Rather than retell the events that took place in the television series or put you in the boots of Rick Grimes, The Walking Dead begins at the start of the apocalypse. The player controls Lee Everett, a middle aged African American man who finds himself in the back of a police car on his way out of Atlanta. As the elderly officer attempts to engage in conversation, both are unaware of the increasing police and military presence barreling towards the city. Lee's trip to prison is put on hold after the cop accidentally plows into a zombie shuffling across the road, sending the car tumbling end over end into a ditch. Coming to some time later, Lee is alone in the woods near the brutalized - and chewed - corpse of his police escort. Something very wrong has happened and Lee must contend with a world suffering through its death throes.
In typical Telltale fashion, the majority of The Walking Dead tasks you with guiding Lee through a number of different environments and interacting with survivors, zombies and objects along the way.
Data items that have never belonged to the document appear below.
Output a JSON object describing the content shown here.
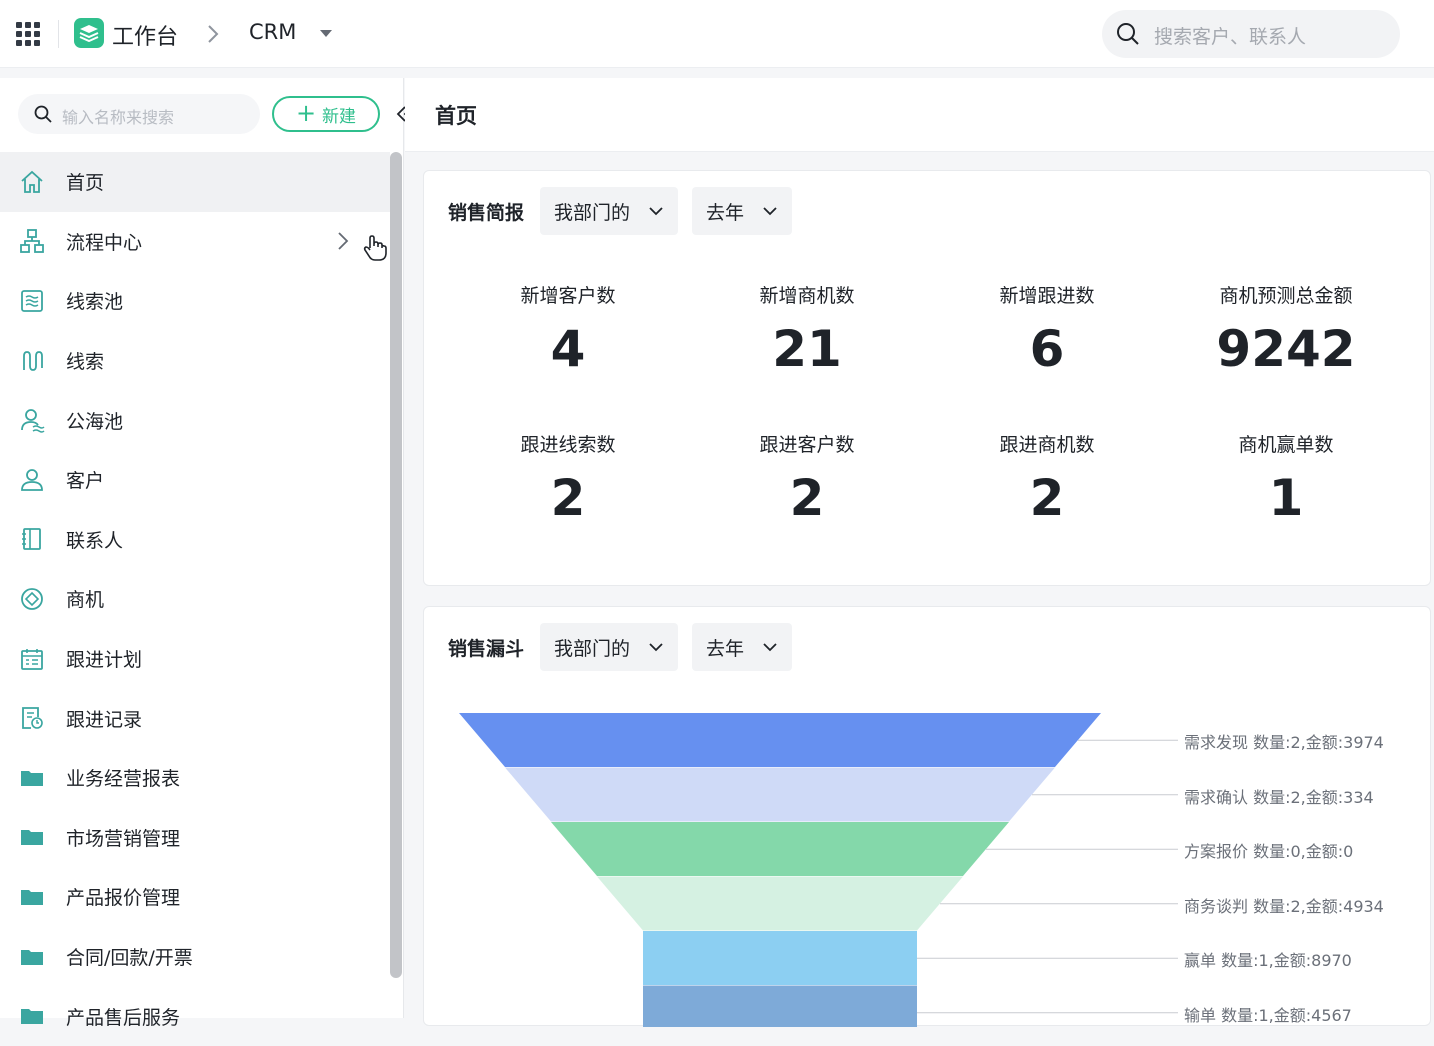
{
  "topbar": {
    "workbench": "工作台",
    "app": "CRM",
    "search_placeholder": "搜索客户、联系人"
  },
  "sidebar": {
    "search_placeholder": "输入名称来搜索",
    "new_label": "新建",
    "items": [
      {
        "label": "首页",
        "icon": "home-icon"
      },
      {
        "label": "流程中心",
        "icon": "flow-icon"
      },
      {
        "label": "线索池",
        "icon": "lead-pool-icon"
      },
      {
        "label": "线索",
        "icon": "lead-icon"
      },
      {
        "label": "公海池",
        "icon": "public-pool-icon"
      },
      {
        "label": "客户",
        "icon": "customer-icon"
      },
      {
        "label": "联系人",
        "icon": "contact-icon"
      },
      {
        "label": "商机",
        "icon": "opportunity-icon"
      },
      {
        "label": "跟进计划",
        "icon": "calendar-icon"
      },
      {
        "label": "跟进记录",
        "icon": "record-icon"
      },
      {
        "label": "业务经营报表",
        "icon": "folder-icon"
      },
      {
        "label": "市场营销管理",
        "icon": "folder-icon"
      },
      {
        "label": "产品报价管理",
        "icon": "folder-icon"
      },
      {
        "label": "合同/回款/开票",
        "icon": "folder-icon"
      },
      {
        "label": "产品售后服务",
        "icon": "folder-icon"
      }
    ]
  },
  "main": {
    "page_title": "首页",
    "brief": {
      "title": "销售简报",
      "scope": "我部门的",
      "period": "去年",
      "stats": [
        {
          "label": "新增客户数",
          "value": "4"
        },
        {
          "label": "新增商机数",
          "value": "21"
        },
        {
          "label": "新增跟进数",
          "value": "6"
        },
        {
          "label": "商机预测总金额",
          "value": "9242"
        },
        {
          "label": "跟进线索数",
          "value": "2"
        },
        {
          "label": "跟进客户数",
          "value": "2"
        },
        {
          "label": "跟进商机数",
          "value": "2"
        },
        {
          "label": "商机赢单数",
          "value": "1"
        }
      ]
    },
    "funnel": {
      "title": "销售漏斗",
      "scope": "我部门的",
      "period": "去年"
    }
  },
  "chart_data": {
    "type": "funnel",
    "stages": [
      {
        "name": "需求发现",
        "count": 2,
        "amount": 3974,
        "label": "需求发现 数量:2,金额:3974",
        "color": "#6690f0"
      },
      {
        "name": "需求确认",
        "count": 2,
        "amount": 334,
        "label": "需求确认 数量:2,金额:334",
        "color": "#cfdaf7"
      },
      {
        "name": "方案报价",
        "count": 0,
        "amount": 0,
        "label": "方案报价 数量:0,金额:0",
        "color": "#84d8aa"
      },
      {
        "name": "商务谈判",
        "count": 2,
        "amount": 4934,
        "label": "商务谈判 数量:2,金额:4934",
        "color": "#d5f1e2"
      },
      {
        "name": "赢单",
        "count": 1,
        "amount": 8970,
        "label": "赢单 数量:1,金额:8970",
        "color": "#8ccff2"
      },
      {
        "name": "输单",
        "count": 1,
        "amount": 4567,
        "label": "输单 数量:1,金额:4567",
        "color": "#7eaad8"
      }
    ]
  }
}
Items of interest are marked with a small circular icon and can be used or given to other characters. item interaction is the game's largest fault. In most adventure games, you can move the cursor over any part of the object and the cursor will change, letting you know that the item can be manipulated. You won't find that here. Instead, a bizarre design decision requires you to hunt for a hotspot on each item before the cursor recognizes what it is. I often wonder why Telltale chose to do this and the only answer I can come up with is to increase the feeling of tension during action sequences in which you are given a small window to act before Lee (or a survivor) is killed. The design works in these instances, but it gets exceedingly annoying during quieter moments.
Because this is The Walking Dead, danger lurks around every corner and inside every house. In a first for Telltale (I can't speak for Jurassic Park), if you fail a QTE or misstep around zombies, you will be killed. Death isn't so much of an annoyance because the game quickly puts you back at the start of the sequence. When Lee is forced to grapple with the living dead, the cursor switches to a U-shaped crosshair and you'll have to hunt for hotspots in order to fend them off (hint: aim for the head). There are weapons for Lee to find that make dispatching zombies easier, but their use is merely for show. You can't fire wildly around you or swing the axe like a crazed maniac. Like L.A. Noire, the weapons can only be used when the game tells you to.
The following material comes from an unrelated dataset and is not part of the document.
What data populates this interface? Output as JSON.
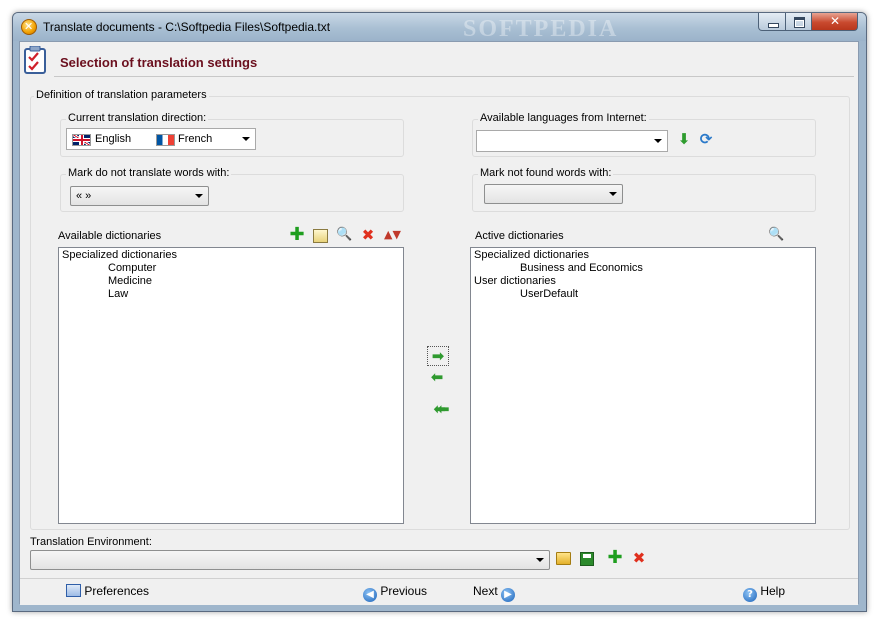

It wouldn't be The Walking Dead without a heavy dose of drama and that is one element the game handles very well. At the beginning of the game, Lee comes across an answering machine containing three messages, each more desperate and unnerving than the last. After rescuing a little girl and joining up with other survivors, Lee must contend with people scared out of their minds and teetering over the edge of sanity. To make matters worse, there will be moments that require you to make a choice between who lives or dies. These decisions will carry over throughout the five episodes and the game doesn't take these deaths lightly. Survivors will either be angry at Lee or saddened and often ask, "Why me?"
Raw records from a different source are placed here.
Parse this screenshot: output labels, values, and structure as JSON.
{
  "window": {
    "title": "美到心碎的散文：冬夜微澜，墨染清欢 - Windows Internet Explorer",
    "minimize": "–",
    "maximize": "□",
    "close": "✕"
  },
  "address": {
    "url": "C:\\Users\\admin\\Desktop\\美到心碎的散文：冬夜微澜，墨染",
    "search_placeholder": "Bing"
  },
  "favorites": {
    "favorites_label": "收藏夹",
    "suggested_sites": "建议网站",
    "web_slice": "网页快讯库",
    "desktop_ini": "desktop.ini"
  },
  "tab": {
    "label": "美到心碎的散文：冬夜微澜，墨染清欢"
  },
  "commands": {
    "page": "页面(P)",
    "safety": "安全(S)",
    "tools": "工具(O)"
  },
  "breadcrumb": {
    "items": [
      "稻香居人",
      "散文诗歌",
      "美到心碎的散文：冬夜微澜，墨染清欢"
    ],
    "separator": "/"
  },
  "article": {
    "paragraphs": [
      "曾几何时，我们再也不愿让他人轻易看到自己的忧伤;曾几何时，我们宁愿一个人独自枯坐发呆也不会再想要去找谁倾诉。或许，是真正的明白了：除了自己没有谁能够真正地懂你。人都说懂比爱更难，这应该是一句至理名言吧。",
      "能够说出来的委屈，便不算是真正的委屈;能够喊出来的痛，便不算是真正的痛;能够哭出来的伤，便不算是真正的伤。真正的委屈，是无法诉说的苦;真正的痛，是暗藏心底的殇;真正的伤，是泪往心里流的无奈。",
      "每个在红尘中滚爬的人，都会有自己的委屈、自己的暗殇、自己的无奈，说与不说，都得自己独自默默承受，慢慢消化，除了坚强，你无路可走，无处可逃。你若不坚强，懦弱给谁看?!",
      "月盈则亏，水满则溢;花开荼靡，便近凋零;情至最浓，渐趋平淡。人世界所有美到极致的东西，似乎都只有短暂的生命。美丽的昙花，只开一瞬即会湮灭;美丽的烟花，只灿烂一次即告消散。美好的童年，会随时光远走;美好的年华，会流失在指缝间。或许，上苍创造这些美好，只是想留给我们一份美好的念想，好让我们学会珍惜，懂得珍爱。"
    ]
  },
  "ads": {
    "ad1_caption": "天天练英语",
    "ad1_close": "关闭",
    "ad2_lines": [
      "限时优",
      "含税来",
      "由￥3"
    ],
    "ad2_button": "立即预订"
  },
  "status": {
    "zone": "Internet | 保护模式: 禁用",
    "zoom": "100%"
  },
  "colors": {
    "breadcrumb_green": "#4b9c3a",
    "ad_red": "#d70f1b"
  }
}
The Walking Dead attempts to do something a little different with the look of the characters and environment. While not necessarily cell shaded, the characters look as if they were pulled directly from the earlier issues of the comics illustrated by Tony Moore. Most of the characters look painstakingly designed, appearing as if coloring and inking were applied directly onto the character models. I say "most" because a few members of the lead cast look incredibly detailed, like Lee, Clementine, Glenn and Hershel, while others lack the visual flourish. Despite this, the graphics are a refreshing change in artistic direction.
The Walking Dead shows a lot of potential from a narrative standpoint, but the gameplay isn't the defining characteristic. This is most certainly a game you'll want to play strictly for the story as it really doesn't offer any sort of challenges, outside of difficult moral choices. Those looking to whet their appetite for more of The Walking Dead while waiting for the next season of the show or the latest trade paperback will certainly enjoy what the game has to offer.